Google’s New Snack‑Serving Robots: A Sip of the Future
At a recent tech showcase in Mountain View, Alphabet’s Google unveiled a line of mobile helpers that look like the next‑gen waiter bots. These robots combine the “hands” of hardworking machines with the brainpower of chat‑based AIs, so you can just say “Hey Google, grab me a soda and some chips,” and they’ll do it for you.
What These Bots Can Do (For Now)
- Fetch soft drinks and salty snacks from breakroom shelves.
- Follow spoken requests—no need for command‑line wizardry.
- Pick up a sponge when you spill something—practical, not poetic.
- Decide on the best action by weighing their own abilities.
- Use “Wikipedia, Twitter, and the Internet” to understand the world.

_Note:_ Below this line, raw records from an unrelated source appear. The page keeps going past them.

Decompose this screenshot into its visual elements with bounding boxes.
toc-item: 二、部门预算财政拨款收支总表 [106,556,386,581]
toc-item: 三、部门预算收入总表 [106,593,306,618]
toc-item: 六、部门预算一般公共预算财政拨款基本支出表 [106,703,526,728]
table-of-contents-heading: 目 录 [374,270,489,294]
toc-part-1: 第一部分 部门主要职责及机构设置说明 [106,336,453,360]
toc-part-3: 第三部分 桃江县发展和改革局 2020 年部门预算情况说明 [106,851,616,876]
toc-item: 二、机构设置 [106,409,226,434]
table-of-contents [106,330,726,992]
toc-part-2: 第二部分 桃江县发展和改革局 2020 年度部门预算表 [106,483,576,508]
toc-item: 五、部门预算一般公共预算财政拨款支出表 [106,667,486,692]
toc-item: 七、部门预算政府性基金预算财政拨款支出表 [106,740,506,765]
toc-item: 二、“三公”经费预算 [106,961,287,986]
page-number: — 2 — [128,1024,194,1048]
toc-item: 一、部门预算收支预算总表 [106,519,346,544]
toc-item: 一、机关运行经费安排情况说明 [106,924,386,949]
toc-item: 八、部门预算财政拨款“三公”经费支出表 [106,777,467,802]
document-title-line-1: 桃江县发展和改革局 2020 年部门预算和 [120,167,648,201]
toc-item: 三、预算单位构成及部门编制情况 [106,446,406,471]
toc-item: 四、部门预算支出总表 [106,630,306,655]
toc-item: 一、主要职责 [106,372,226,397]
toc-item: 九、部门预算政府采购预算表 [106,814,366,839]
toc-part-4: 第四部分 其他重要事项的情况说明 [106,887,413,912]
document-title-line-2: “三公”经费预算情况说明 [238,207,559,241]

Engineering the Digital Palate
Google’s research team layered these robots with a language model that’s normally used in chat apps or virtual assistants. The result? The bots can understand natural speech and plan step‑by‑step tasks. Since a research paper in April, more advanced AI has lifted command success rates from 61% to 74%.
Who’s Behind the Box?
Alphabet’s subsidiary Everyday Robots is crafting the hardware, while Google’s robotics research labs hone the software. Even though the bots aren’t on the market yet, they’re essentially working corporate “mess‑cleaning and snack‑supply” tools for now.
Industry Take‑Two
Microsoft and Amazon aren’t far behind, pushing their own robot frontiers. Yet, some experts caution that, once the bots can turn vagrantly into private eyes or, worse, spit out nasty lines—thanks to buggy chat models—companies might hit a snag.
Voices From Inside
Vincent Vanhoucke, Google’s senior robotics director, reminds us that “the commercial impact is still a work in progress” and that this is a long‑term ride.